By Subir Bhaumik
BBC correspondent in Calcutta
Bhutan says it will make one more effort to persuade separatist rebels from the Indian state of Assam to leave the kingdom.
Foreign Minister Thinley says force will be the only option if talks fail
Two Assam separatist groups have maintained a number of bases in southern Bhutan for well over a decade.
They use them to attack targets
A deadline set by Bhutanese Government for the rebels to leave expired on Monday.
Indian pressure on Bhutan to push the rebels out has increased.
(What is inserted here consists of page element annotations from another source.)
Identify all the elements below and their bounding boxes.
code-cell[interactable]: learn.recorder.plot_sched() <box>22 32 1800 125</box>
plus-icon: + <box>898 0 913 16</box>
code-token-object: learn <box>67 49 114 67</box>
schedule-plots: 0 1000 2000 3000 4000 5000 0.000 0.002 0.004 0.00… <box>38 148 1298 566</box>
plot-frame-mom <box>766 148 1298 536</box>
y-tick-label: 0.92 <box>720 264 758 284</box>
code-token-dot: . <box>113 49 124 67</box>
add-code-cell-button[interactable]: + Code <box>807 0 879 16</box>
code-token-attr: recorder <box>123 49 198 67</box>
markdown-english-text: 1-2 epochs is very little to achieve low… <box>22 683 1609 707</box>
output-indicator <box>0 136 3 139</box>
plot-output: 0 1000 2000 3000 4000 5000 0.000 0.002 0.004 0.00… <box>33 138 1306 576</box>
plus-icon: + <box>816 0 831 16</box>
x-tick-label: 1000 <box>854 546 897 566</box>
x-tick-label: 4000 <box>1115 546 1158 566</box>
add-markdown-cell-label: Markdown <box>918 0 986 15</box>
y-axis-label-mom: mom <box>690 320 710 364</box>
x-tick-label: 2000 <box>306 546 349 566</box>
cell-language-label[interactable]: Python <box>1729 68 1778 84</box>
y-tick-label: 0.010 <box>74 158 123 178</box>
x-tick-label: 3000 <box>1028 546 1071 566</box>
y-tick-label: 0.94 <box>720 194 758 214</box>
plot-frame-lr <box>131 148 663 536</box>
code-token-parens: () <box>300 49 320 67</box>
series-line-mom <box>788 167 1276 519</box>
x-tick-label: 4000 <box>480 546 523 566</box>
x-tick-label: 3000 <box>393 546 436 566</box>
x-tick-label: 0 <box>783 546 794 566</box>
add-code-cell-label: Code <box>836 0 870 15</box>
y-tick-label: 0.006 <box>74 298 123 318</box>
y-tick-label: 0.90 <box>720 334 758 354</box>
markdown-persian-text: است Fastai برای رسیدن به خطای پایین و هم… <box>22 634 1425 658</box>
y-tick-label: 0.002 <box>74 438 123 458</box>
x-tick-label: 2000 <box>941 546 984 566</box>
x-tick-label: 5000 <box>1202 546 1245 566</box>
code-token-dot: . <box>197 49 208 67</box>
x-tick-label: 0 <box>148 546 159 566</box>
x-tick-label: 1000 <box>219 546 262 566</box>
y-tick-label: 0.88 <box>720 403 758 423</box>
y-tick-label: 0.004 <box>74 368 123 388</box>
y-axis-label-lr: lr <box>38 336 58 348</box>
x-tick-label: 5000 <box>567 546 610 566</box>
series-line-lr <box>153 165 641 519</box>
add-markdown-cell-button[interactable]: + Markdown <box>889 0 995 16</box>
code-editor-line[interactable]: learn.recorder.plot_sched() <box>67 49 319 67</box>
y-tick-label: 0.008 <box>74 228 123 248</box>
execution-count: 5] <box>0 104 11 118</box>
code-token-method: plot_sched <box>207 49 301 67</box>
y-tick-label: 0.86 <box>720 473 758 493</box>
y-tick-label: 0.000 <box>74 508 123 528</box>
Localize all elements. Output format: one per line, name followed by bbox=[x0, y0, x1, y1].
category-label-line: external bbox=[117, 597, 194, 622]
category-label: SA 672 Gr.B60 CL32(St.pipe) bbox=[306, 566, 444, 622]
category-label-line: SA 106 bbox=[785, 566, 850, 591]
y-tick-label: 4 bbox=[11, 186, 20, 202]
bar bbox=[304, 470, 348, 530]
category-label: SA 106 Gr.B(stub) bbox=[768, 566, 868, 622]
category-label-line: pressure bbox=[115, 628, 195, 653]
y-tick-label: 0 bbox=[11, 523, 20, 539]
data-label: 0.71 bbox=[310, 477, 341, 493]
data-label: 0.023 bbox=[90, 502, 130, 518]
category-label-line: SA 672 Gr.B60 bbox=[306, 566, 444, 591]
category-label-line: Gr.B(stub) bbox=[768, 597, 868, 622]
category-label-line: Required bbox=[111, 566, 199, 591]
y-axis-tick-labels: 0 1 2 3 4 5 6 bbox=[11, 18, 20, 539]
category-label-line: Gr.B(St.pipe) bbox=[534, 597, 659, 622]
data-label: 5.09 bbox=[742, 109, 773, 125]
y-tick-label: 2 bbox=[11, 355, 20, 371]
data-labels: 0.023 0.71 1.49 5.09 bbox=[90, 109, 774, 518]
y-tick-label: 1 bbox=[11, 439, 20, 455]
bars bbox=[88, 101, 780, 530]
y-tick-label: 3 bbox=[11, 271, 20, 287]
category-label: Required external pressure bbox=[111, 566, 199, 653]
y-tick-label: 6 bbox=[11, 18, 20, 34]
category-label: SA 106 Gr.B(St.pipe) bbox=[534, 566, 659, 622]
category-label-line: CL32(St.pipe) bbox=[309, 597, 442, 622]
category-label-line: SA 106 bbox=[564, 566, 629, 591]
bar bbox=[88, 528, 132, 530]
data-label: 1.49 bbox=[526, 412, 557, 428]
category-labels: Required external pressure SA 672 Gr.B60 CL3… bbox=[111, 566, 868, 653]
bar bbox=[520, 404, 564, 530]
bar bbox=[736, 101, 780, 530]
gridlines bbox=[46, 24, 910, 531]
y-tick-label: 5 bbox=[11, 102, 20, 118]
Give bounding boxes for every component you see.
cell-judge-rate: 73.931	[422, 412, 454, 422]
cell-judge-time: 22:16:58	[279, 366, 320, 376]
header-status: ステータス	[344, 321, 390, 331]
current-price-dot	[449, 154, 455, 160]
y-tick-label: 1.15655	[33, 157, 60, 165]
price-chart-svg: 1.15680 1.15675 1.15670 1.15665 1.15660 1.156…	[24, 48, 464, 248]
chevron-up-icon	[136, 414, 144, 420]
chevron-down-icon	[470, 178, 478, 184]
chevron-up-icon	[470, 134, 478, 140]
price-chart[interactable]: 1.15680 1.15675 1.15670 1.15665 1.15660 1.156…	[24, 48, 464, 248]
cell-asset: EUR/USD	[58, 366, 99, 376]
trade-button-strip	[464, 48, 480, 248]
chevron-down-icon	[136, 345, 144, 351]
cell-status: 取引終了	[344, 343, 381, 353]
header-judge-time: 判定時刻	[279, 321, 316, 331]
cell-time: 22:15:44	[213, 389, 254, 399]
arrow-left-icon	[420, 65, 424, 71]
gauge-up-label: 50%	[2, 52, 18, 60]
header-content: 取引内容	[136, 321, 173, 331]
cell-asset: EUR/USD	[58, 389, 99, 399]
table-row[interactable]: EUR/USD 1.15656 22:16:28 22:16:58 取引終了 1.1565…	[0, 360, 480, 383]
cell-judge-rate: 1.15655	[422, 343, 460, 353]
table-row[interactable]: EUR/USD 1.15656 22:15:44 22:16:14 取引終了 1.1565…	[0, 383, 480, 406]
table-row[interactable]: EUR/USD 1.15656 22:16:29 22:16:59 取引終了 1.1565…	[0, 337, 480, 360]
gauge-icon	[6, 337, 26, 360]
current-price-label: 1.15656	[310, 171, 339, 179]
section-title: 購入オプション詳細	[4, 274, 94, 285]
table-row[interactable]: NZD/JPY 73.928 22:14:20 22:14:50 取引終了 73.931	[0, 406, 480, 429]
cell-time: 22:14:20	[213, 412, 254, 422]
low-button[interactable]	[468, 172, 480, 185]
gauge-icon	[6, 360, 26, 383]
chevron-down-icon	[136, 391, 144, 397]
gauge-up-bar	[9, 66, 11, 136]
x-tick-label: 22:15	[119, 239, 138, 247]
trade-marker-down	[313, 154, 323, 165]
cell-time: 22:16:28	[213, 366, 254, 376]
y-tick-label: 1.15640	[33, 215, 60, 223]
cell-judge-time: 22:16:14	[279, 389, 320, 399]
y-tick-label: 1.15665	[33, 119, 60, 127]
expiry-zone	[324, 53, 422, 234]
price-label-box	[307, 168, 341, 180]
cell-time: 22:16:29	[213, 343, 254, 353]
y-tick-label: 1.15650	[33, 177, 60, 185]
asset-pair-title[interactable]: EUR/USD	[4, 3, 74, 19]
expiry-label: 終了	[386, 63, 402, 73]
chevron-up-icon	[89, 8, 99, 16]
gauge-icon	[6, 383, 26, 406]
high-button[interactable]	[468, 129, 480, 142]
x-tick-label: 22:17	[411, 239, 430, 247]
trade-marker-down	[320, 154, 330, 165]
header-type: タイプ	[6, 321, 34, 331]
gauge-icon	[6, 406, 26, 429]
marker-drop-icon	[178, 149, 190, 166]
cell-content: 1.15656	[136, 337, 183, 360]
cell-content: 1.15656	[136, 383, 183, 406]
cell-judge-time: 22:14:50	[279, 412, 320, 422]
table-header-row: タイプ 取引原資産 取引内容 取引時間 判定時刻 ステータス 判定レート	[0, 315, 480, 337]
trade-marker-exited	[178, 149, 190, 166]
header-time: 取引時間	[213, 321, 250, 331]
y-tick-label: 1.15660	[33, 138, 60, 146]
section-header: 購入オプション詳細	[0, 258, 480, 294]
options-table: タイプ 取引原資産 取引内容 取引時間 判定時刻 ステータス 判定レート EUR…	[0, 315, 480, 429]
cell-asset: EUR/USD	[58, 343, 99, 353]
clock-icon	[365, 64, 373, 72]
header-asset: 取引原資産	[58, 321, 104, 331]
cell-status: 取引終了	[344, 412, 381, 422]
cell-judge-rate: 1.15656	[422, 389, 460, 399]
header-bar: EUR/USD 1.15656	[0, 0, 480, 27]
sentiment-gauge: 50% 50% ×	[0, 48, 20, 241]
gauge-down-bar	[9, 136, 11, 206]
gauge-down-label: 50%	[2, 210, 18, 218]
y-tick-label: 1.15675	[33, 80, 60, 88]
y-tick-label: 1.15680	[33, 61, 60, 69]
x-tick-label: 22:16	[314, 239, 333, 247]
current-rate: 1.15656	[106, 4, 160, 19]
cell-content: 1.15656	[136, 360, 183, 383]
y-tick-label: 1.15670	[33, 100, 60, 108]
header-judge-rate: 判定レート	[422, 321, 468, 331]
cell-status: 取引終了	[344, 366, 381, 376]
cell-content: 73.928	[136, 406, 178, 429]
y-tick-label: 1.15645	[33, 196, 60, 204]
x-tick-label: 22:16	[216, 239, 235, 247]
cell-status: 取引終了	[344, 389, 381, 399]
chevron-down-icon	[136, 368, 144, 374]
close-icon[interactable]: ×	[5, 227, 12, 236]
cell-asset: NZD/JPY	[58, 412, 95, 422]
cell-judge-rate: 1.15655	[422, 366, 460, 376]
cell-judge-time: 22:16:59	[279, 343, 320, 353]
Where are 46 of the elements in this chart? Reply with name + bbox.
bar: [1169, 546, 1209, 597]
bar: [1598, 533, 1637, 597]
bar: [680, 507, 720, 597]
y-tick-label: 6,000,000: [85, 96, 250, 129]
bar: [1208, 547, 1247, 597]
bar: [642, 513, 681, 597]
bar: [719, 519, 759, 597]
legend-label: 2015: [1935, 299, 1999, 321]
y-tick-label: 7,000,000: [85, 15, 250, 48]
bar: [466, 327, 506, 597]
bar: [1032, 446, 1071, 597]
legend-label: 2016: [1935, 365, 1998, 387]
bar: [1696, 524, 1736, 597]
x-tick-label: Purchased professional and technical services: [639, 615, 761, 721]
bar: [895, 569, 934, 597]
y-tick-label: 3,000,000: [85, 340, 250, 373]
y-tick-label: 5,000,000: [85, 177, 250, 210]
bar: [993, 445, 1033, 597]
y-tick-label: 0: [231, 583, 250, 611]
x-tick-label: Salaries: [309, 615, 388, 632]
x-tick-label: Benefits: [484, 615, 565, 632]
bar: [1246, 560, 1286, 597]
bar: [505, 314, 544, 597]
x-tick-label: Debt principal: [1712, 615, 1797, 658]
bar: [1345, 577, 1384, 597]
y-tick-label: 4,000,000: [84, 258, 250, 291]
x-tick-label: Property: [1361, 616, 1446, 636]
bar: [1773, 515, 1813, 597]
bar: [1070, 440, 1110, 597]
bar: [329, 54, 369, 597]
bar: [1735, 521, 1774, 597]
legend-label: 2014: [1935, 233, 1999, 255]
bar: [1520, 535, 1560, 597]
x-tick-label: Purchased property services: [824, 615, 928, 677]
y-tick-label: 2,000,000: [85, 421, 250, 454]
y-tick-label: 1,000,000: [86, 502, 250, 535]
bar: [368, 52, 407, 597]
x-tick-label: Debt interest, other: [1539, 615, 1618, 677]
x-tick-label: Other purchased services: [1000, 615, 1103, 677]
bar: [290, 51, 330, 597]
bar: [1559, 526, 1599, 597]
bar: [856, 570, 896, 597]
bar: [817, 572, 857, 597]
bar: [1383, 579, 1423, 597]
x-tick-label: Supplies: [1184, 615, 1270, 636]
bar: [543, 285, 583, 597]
Bhutanese Foreign Minister Jigme Thinley told the BBC's World Today Programme that his government wants to make one last effort to persuade the leaders of the United Liberation Front of Assam (ULFA) and the National Democratic Front of Bodoland (NDFB) to leave the kingdom.
He said his government wanted to seek a fresh mandate from the national assembly for holding one final round of talks with the rebel leaders - failing which, he said, Bhutan's options would narrow down to use of force.
Indian forces have been fighting the rebels for two decades
He said Bhutan will deal with this problem through its own resources and would not call in the Indian army to push the rebels out.
Mr Thinley said the rebel presence in southern Bhutan was turning out to be a major problem.
Bhutanese officials say that the ULFA leaders, during their talks with Bhutan, have said they could not leave the kingdom because of the heavy presence of Indian security forces on its borders with Assam.
Analysts say Bhutan is buying time to prepare for a military offensive against the rebels if the tough posturing fails to provide results.
The rebels have been leaving the kingdom in small batches but a number of them have been killed or captured as they emerged from Bhutan.